Выбрать главу

– Да пошёл ты! – Гвиди хотелось крикнуть, но крик потонул в шёпоте. Оказалось, что горло пересохло. Он закашлялся.

– Глупец! Безумец! – Томас всё не успокаивался, и когда он вдруг осёкся, Гвиди даже решил, что наконец-то оглох – его выходка перестала ему казаться героизмом сразу, как только Томас впился ему в запястье клыками. Из попытки спасения она стала чем-то мерзким, грязным, от чего ему ещё предстояло оттереть израненную руку.

Но почему замолчал Томас?

– Это странно, – сдавленно сообщил Томас и Гвиди соизволил взглянуть на странность.

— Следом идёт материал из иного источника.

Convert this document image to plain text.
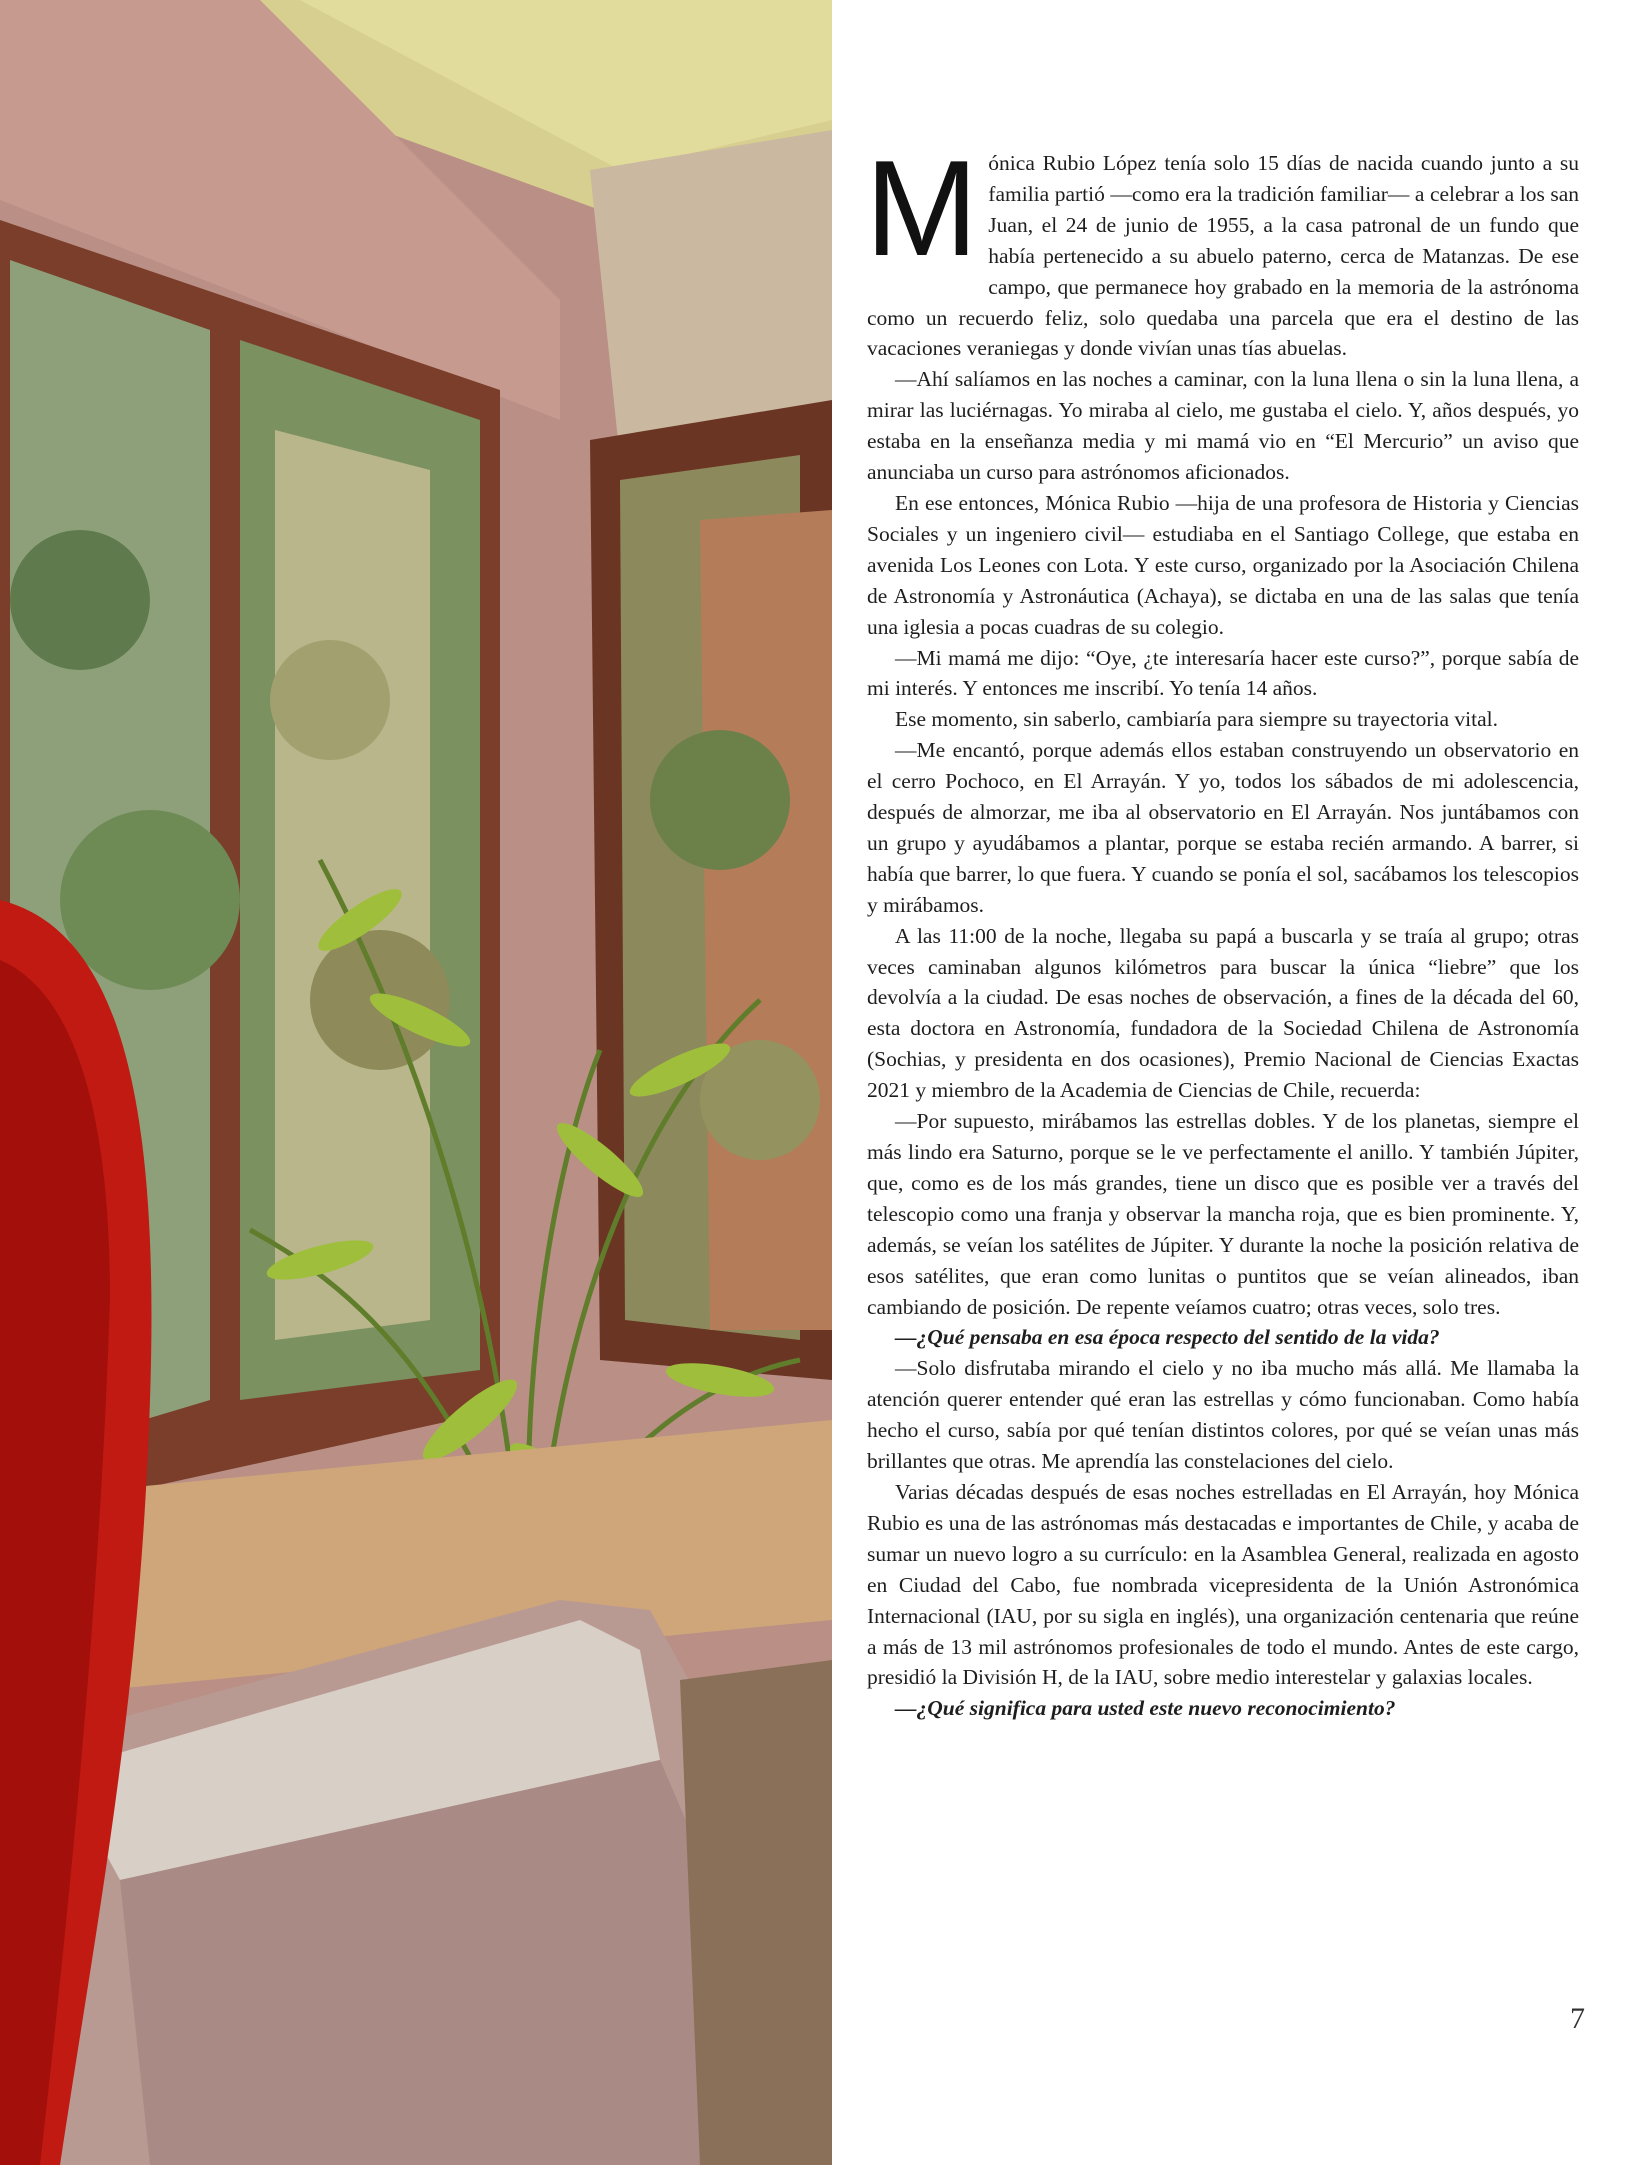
Mónica Rubio López tenía solo 15 días de nacida cuando junto a su familia partió —como era la tradición familiar— a celebrar a los san Juan, el 24 de junio de 1955, a la casa patronal de un fundo que había pertenecido a su abuelo paterno, cerca de Matanzas. De ese campo, que permanece hoy grabado en la memoria de la astrónoma como un recuerdo feliz, solo quedaba una parcela que era el destino de las vacaciones veraniegas y donde vivían unas tías abuelas.

—Ahí salíamos en las noches a caminar, con la luna llena o sin la luna llena, a mirar las luciérnagas. Yo miraba al cielo, me gustaba el cielo. Y, años después, yo estaba en la enseñanza media y mi mamá vio en “El Mercurio” un aviso que anunciaba un curso para astrónomos aficionados.

En ese entonces, Mónica Rubio —hija de una profesora de Historia y Ciencias Sociales y un ingeniero civil— estudiaba en el Santiago College, que estaba en avenida Los Leones con Lota. Y este curso, organizado por la Asociación Chilena de Astronomía y Astronáutica (Achaya), se dictaba en una de las salas que tenía una iglesia a pocas cuadras de su colegio.

—Mi mamá me dijo: “Oye, ¿te interesaría hacer este curso?”, porque sabía de mi interés. Y entonces me inscribí. Yo tenía 14 años.

Ese momento, sin saberlo, cambiaría para siempre su trayectoria vital.

—Me encantó, porque además ellos estaban construyendo un observatorio en el cerro Pochoco, en El Arrayán. Y yo, todos los sábados de mi adolescencia, después de almorzar, me iba al observatorio en El Arrayán. Nos juntábamos con un grupo y ayudábamos a plantar, porque se estaba recién armando. A barrer, si había que barrer, lo que fuera. Y cuando se ponía el sol, sacábamos los telescopios y mirábamos.

A las 11:00 de la noche, llegaba su papá a buscarla y se traía al grupo; otras veces caminaban algunos kilómetros para buscar la única “liebre” que los devolvía a la ciudad. De esas noches de observación, a fines de la década del 60, esta doctora en Astronomía, fundadora de la Sociedad Chilena de Astronomía (Sochias, y presidenta en dos ocasiones), Premio Nacional de Ciencias Exactas 2021 y miembro de la Academia de Ciencias de Chile, recuerda:

—Por supuesto, mirábamos las estrellas dobles. Y de los planetas, siempre el más lindo era Saturno, porque se le ve perfectamente el anillo. Y también Júpiter, que, como es de los más grandes, tiene un disco que es posible ver a través del telescopio como una franja y observar la mancha roja, que es bien prominente. Y, además, se veían los satélites de Júpiter. Y durante la noche la posición relativa de esos satélites, que eran como lunitas o puntitos que se veían alineados, iban cambiando de posición. De repente veíamos cuatro; otras veces, solo tres.

—¿Qué pensaba en esa época respecto del sentido de la vida?

—Solo disfrutaba mirando el cielo y no iba mucho más allá. Me llamaba la atención querer entender qué eran las estrellas y cómo funcionaban. Como había hecho el curso, sabía por qué tenían distintos colores, por qué se veían unas más brillantes que otras. Me aprendía las constelaciones del cielo.

Varias décadas después de esas noches estrelladas en El Arrayán, hoy Mónica Rubio es una de las astrónomas más destacadas e importantes de Chile, y acaba de sumar un nuevo logro a su currículo: en la Asamblea General, realizada en agosto en Ciudad del Cabo, fue nombrada vicepresidenta de la Unión Astronómica Internacional (IAU, por su sigla en inglés), una organización centenaria que reúne a más de 13 mil astrónomos profesionales de todo el mundo. Antes de este cargo, presidió la División H, de la IAU, sobre medio interestelar y galaxias locales.

—¿Qué significa para usted este nuevo reconocimiento?

7
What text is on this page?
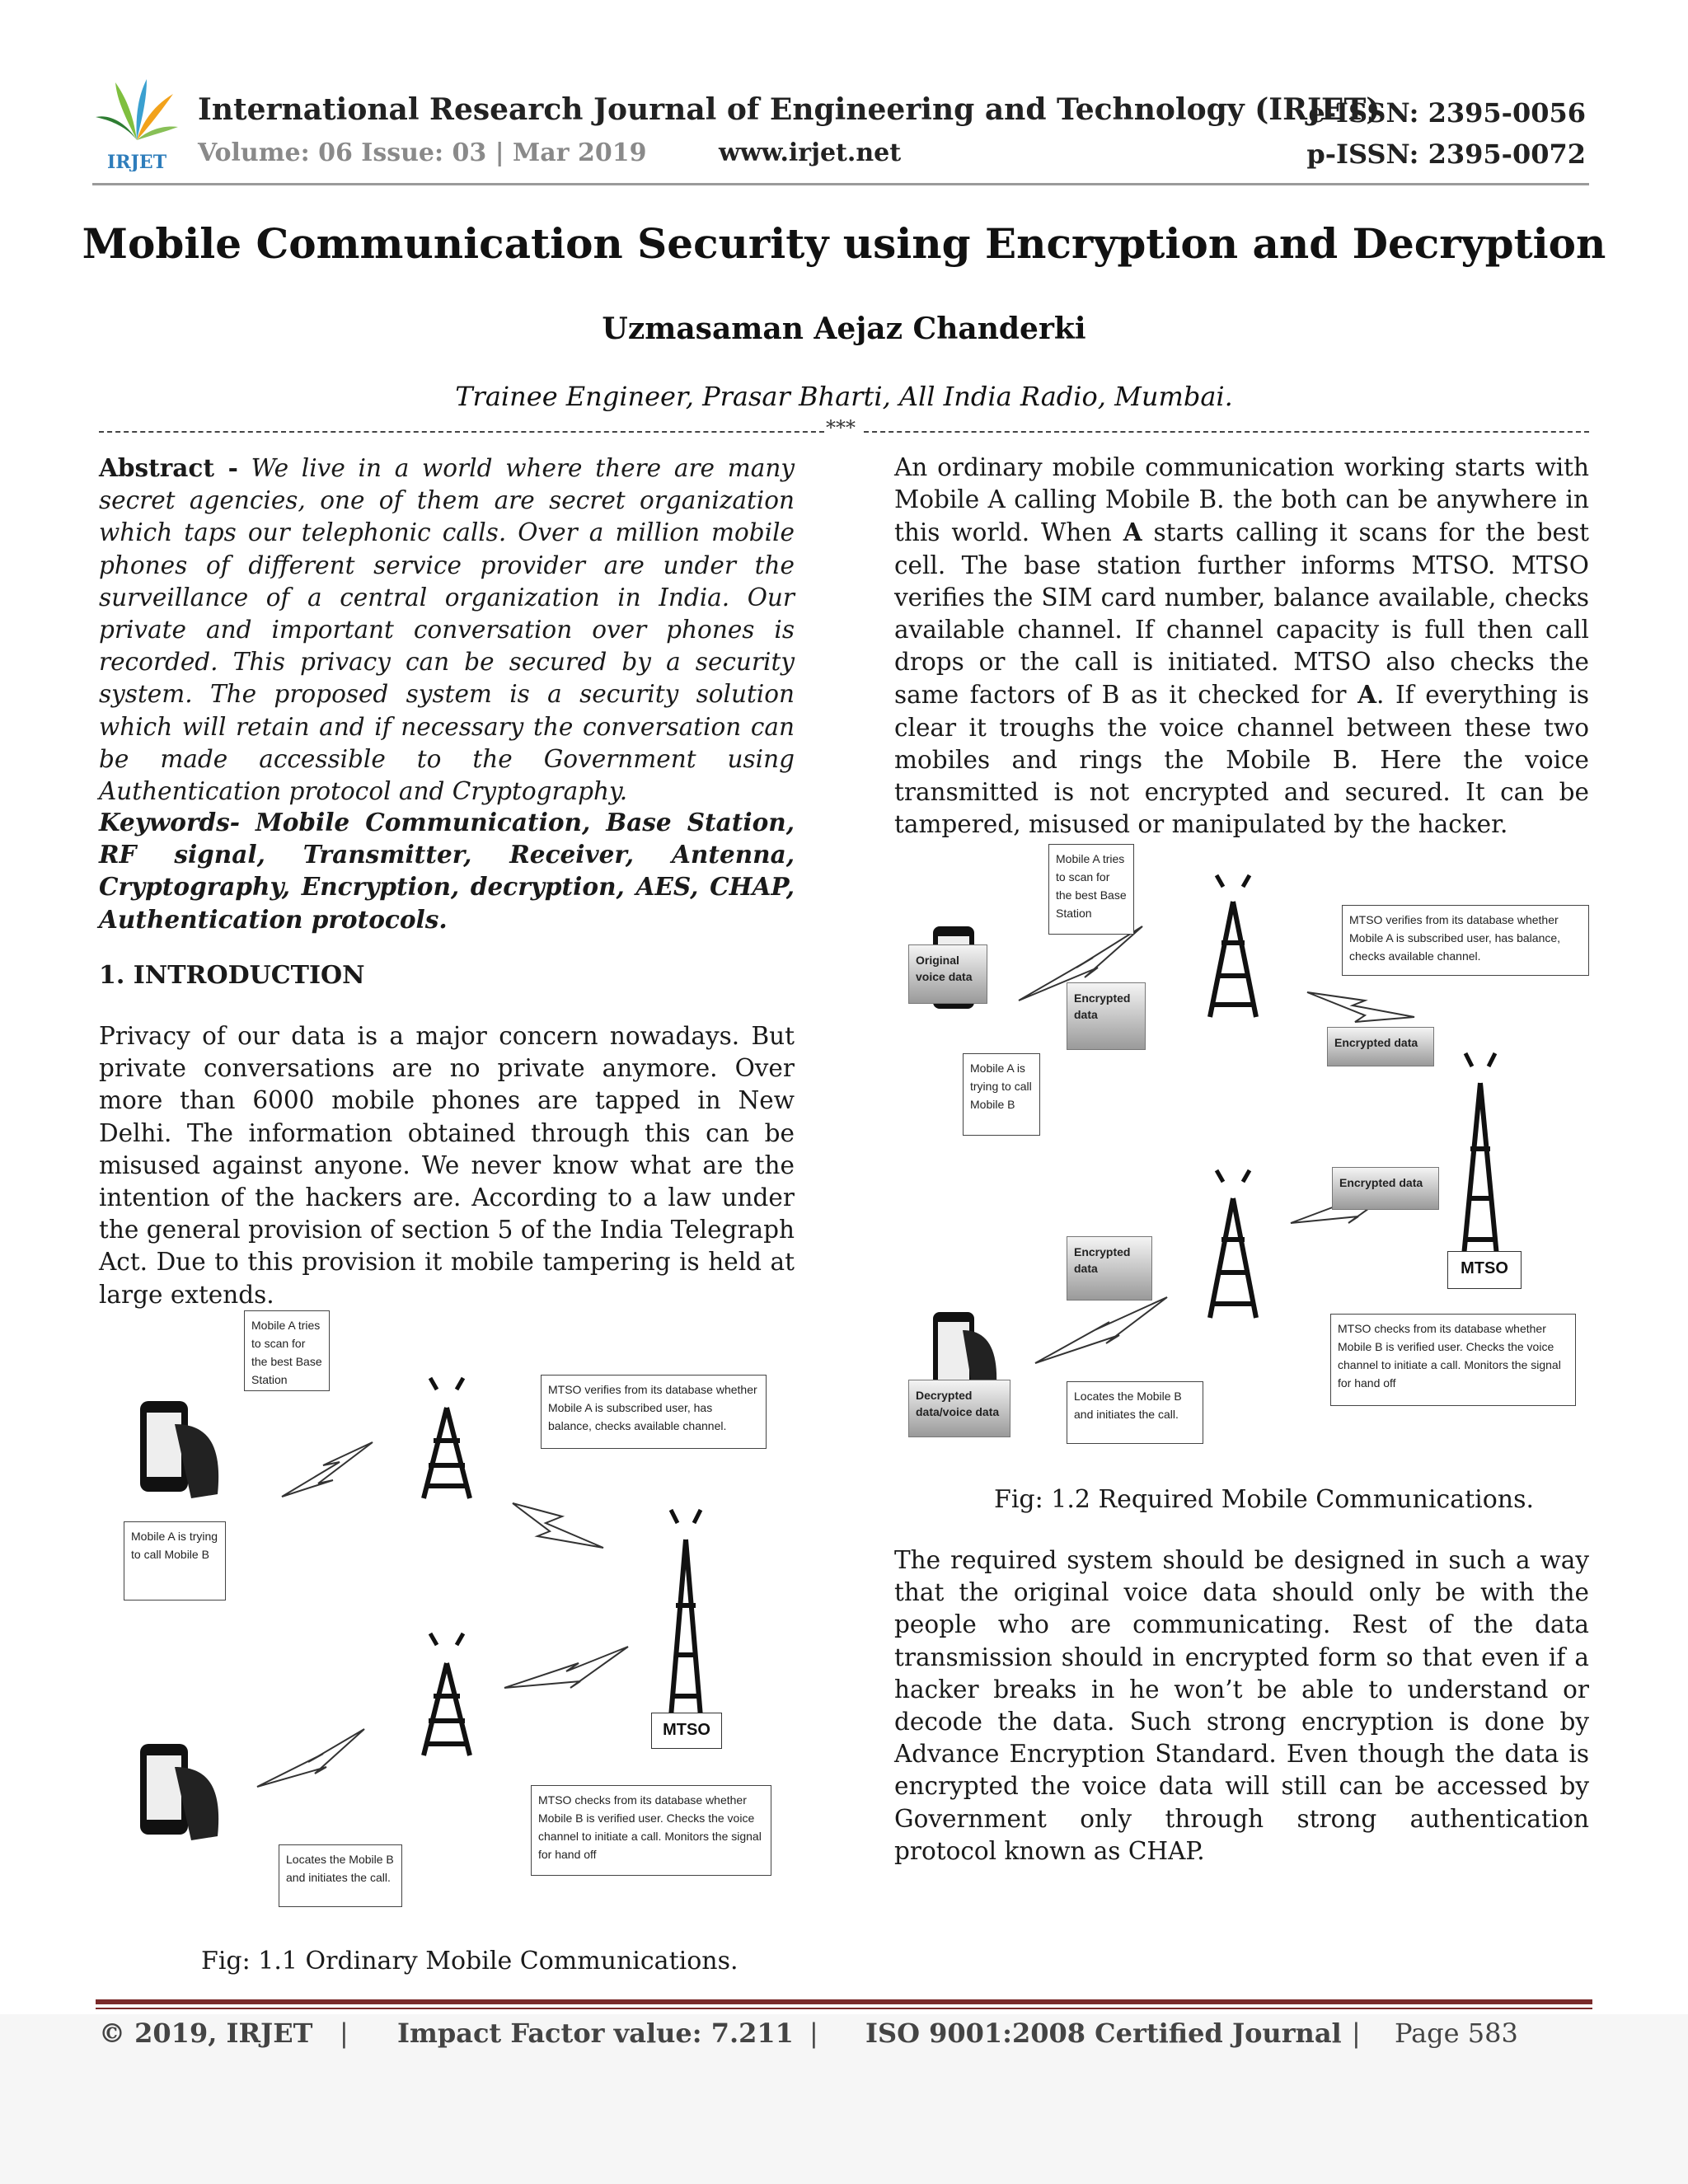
IRJET
International Research Journal of Engineering and Technology (IRJET)
Volume: 06 Issue: 03 | Mar 2019	www.irjet.net
e-ISSN: 2395-0056
p-ISSN: 2395-0072
Mobile Communication Security using Encryption and Decryption
Uzmasaman Aejaz Chanderki
Trainee Engineer, Prasar Bharti, All India Radio, Mumbai.
***
Abstract - We live in a world where there are many secret agencies, one of them are secret organization which taps our telephonic calls. Over a million mobile phones of different service provider are under the surveillance of a central organization in India. Our private and important conversation over phones is recorded. This privacy can be secured by a security system. The proposed system is a security solution which will retain and if necessary the conversation can be made accessible to the Government using Authentication protocol and Cryptography.
Keywords- Mobile Communication, Base Station, RF signal, Transmitter, Receiver, Antenna, Cryptography, Encryption, decryption, AES, CHAP, Authentication protocols.
1. INTRODUCTION
Privacy of our data is a major concern nowadays. But private conversations are no private anymore. Over more than 6000 mobile phones are tapped in New Delhi. The information obtained through this can be misused against anyone. We never know what are the intention of the hackers are. According to a law under the general provision of section 5 of the India Telegraph Act. Due to this provision it mobile tampering is held at large extends.
Mobile A tries to scan for the best Base Station
MTSO verifies from its database whether Mobile A is subscribed user, has balance, checks available channel.
Mobile A is trying to call Mobile B
MTSO
MTSO checks from its database whether Mobile B is verified user. Checks the voice channel to initiate a call. Monitors the signal for hand off
Locates the Mobile B and initiates the call.
Fig: 1.1 Ordinary Mobile Communications.
An ordinary mobile communication working starts with Mobile A calling Mobile B. the both can be anywhere in this world. When A starts calling it scans for the best cell. The base station further informs MTSO. MTSO verifies the SIM card number, balance available, checks available channel. If channel capacity is full then call drops or the call is initiated. MTSO also checks the same factors of B as it checked for A. If everything is clear it troughs the voice channel between these two mobiles and rings the Mobile B. Here the voice transmitted is not encrypted and secured. It can be tampered, misused or manipulated by the hacker.
Mobile A tries to scan for the best Base Station	MTSO verifies from its database whether Mobile A is subscribed user, has balance, checks available channel.
Original voice data
Encrypted data
Encrypted data
Mobile A is trying to call Mobile B
Encrypted data
MTSO
Encrypted data
MTSO checks from its database whether Mobile B is verified user. Checks the voice channel to initiate a call. Monitors the signal for hand off
Decrypted data/voice data
Locates the Mobile B and initiates the call.
Fig: 1.2 Required Mobile Communications.
The required system should be designed in such a way that the original voice data should only be with the people who are communicating. Rest of the data transmission should in encrypted form so that even if a hacker breaks in he won’t be able to understand or decode the data. Such strong encryption is done by Advance Encryption Standard. Even though the data is encrypted the voice data will still can be accessed by Government only through strong authentication protocol known as CHAP.
© 2019, IRJET | Impact Factor value: 7.211 | ISO 9001:2008 Certified Journal | Page 583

Изуродованный, оборванный как будто бы невидимой лапой бок, больше не истекал чернотой. Медленно, словно неспешные бабочки шнуровали, он затягивался, нарастала новая мёртвая плоть…

– Мерзость…– отозвался Гвиди честно и перевязал кровоточащую руку полотенцем, брошенным на пол кем-то…когда-то. – Какая же мерзость.

Гвиди не заметил как жадно проследил за его взглядом Томас. Да, они были друзьями, соратниками, и Гвиди всегда был на его стороне. Но в нём текла тёплая, желанная кровь. И это всегда будет их разделять. Одного от другого. Пропастью.

– Зря ты так, – уже спокойнее сказал Томас. – Ты мог погибнуть. Вампир в болезни себя не контролирует.

Гвиди мотнул головой – он уже понял, к чему говорить-то?

– Но спасибо, – это сказать было сложнее. – Я не был готов к такому вероломству от Сиире и поплатился за это.

Можно было сказать, что он, Гвиди, предупреждал, что не надо лезть на эту встречу, можно было упиваться своей правотой. Но, во-первых, для этого нужны были силы. Во-вторых, разве друзья так поступают? Ну доказал бы он, что был прав, и что бы изменилось? как будто без его ехидства Томас об этом не знал!

– Сколько ещё оно будет восстанавливаться? – спросил Гвиди вместо упрёков и напоминаний о своей правоте. Он чувствовал, как слабость находит на него, и знал, что ни за что не встанет пока с пола. Тем более, сидеть на полу, прислонившись к кровати, оказалось так удобно! Рука ныла, и ещё было жарко от крови, налипшей уже на полотенце, но пока не просочившейся…

Томас покосился на перевязанное запястье, наверное, чуял кровь, но ничего не сказал. Он умел себя держать в руках. Гвиди, однако, понял этот жест и с благодарностью принял ещё одно полотенце от Томаса, завязывая его ещё одним слоем. Рука ныла, невыносимо ныла, и хотелось чего-то холодного, чтобы приложить к ней, чтобы снять эту боль.

– Может сутки…двое, – ответил Томас, пряча взгляд. – Это всё моя вина. Ты мог пострадать там, и мог пострадать здесь.

– Твоя вина, моя вина…какая разница? – осведомился Гвиди, – один чёрт.

– Я попрошу, чтобы тебе принесли что-нибудь поесть, – Томас поднялся, – тебе нужны силы. И, пожалуйста, сделай перевязку.

– Да пошёл ты, – слабо отозвался Гвиди, но всё-таки, когда за Томасом закрылась дверь, принялся освобождать руку. Рана уже не кровоточила, но по нижнему полотенцу растекалось поганое бурое пятно. Придётся уплатить хозяину постоялого двора за испорченную вещицу. Впрочем, это малая забота.

Гвиди смочил слюной свободный от пятен край полотенца, отёр запястье, чтобы наверняка ничего не оставалось, и приложил к нему абсолютно чистое, верхнее полотенце, завязал. Рука отказывалась шевелиться, благо, он порезал левую, не ведущую руку.

Перед тем как войти, Томас постучал. Это не имело отношения к вежливости, просто он хотел не видеть крови своего друга. Гвиди дозволил войти.

Томас принёс ему крепкого мясного бульона, кувшин вина, и большой кусок пирога.

– Тебе нужно всё это съесть, тогда станет легче, – объяснил Томас. – Хозяин был рад видеть меня в здравии.

– Ну хоть кто-то, – буркнул Гвиди. Он хотел взять поднос с едой сам, но рука не позволила ему даже потянуться к нему, отозвалась болью до самого плеча. Томас торопливо поставил всё перед ним.

– Несварение и переедание, – вздохнул Гвиди, но за еду принялся с большой охотой. В этом месте, вопреки всем ожиданиям, вполне прилично готовили.

Еда принесла действительное облегчение. То ли бульон подействовал, то ли вино отозвалось мягкостью, но свершилось неожиданное – рука перестала ныть, и у Гвиди улучшилось настроение, захотелось действовать.